Tenho um amigo que vive a me falar do seu agnosticismo empedernido. Empedernido, digo-lhe eu, é metátese de empedrenir. Vem de pedra e lembra Pedro. Tu és pedra e sobre esta pedra, etc. Mas a pedra angular desse meu amigo é um manifesto e atento ateísmo. Quer expungir (é como diz) todo e qualquer sinal religioso da nossa história. Tem um rol de topônimos que se relacionam com o cristianismo e promete uma campanha.

Ainda agora, está convencido de que o Paiakan é um anjo. Sua mulher Irekran, uma santinha. Aliás, descobriu que caiapó significa mão de fogo, na língua aborígene. Está explicado por que Madame Paiakan fez com a mão o que fez. Se é que fez. Fez coisíssima nenhuma, vocifera o meu incréu. A culpa é de quem levou pra lá pro mato a noção de culpa. Chamei-lhe a atenção para esta sentença, que começa e termina com culpa.

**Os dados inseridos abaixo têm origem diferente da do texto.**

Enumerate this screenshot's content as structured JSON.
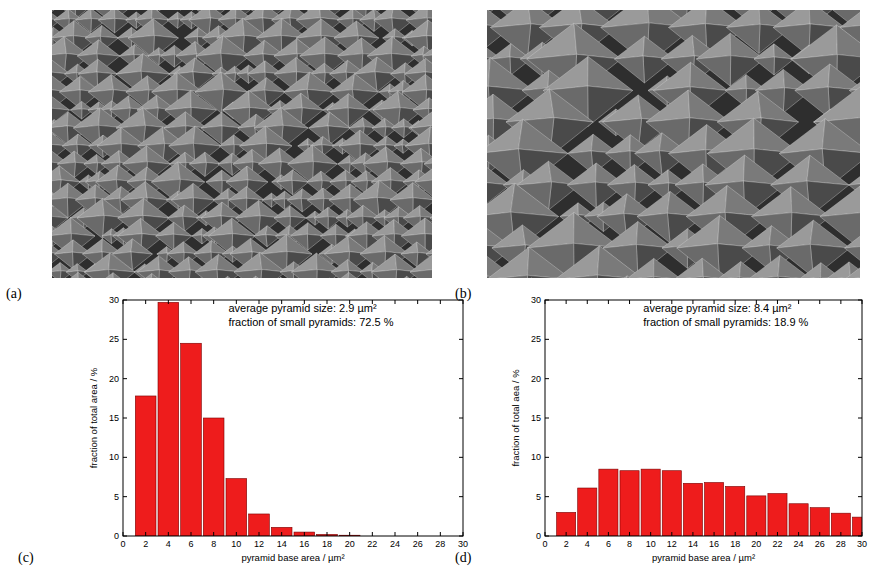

Noção de pecado, corrigiu-se. Veio nas caravelas, como um rato no porão. No Éden, entrou com a serpente. Aqui no paraíso brasílico, entrou com os ratos. Nessa hora, não tem muito senso de humor o meu incréu. Olhos injetados, rugiu que é um absurdo o nome de Redenção lá na floresta. Está vendo? Redenção! Dá nisso. Outro dia me apareceu com um recorte de jornal. Indignado com o secretário nacional de Comunicações, Marchezan, que enfiou o Judas nessa trapalhada do PC.

Até parece que não pensa noutra coisa, esse soldado do ateísmo. Foi o que eu lhe disse. Assim todos os crentes tivessem a mesma preocupação. Ateu, meu amigo só pensa em Deus. E se dedica a combater a religião. Qualquer uma. Todas. Em particular o cristianismo. A culpa judaico-cristã, essas coisas. Assim que se retirou refleti no que disse o Marchezan. Lá no Sul, sua terra, acham que é heresia invocar o traidor.

No filme do Scorsese, Judas tem um papel onipresente. Um exagero. Mais do que na traição, Judas no caso agora me sugere é a paixão argentária. Há quem sustente que Iscariote quer dizer hipócrita. O hipócrita era o caixa. O tesoureiro. Avarento, não dava bola pra doutrina. Roubava. Traiu por 30 dinheiros. Dante o põe na boca de Satã, no Inferno. E, todavia, Judas devolveu o dinheiro. Desesperado, suicidou-se de remorso. Vou perguntar ao meu amigo se aqui também a culpa é da culpa.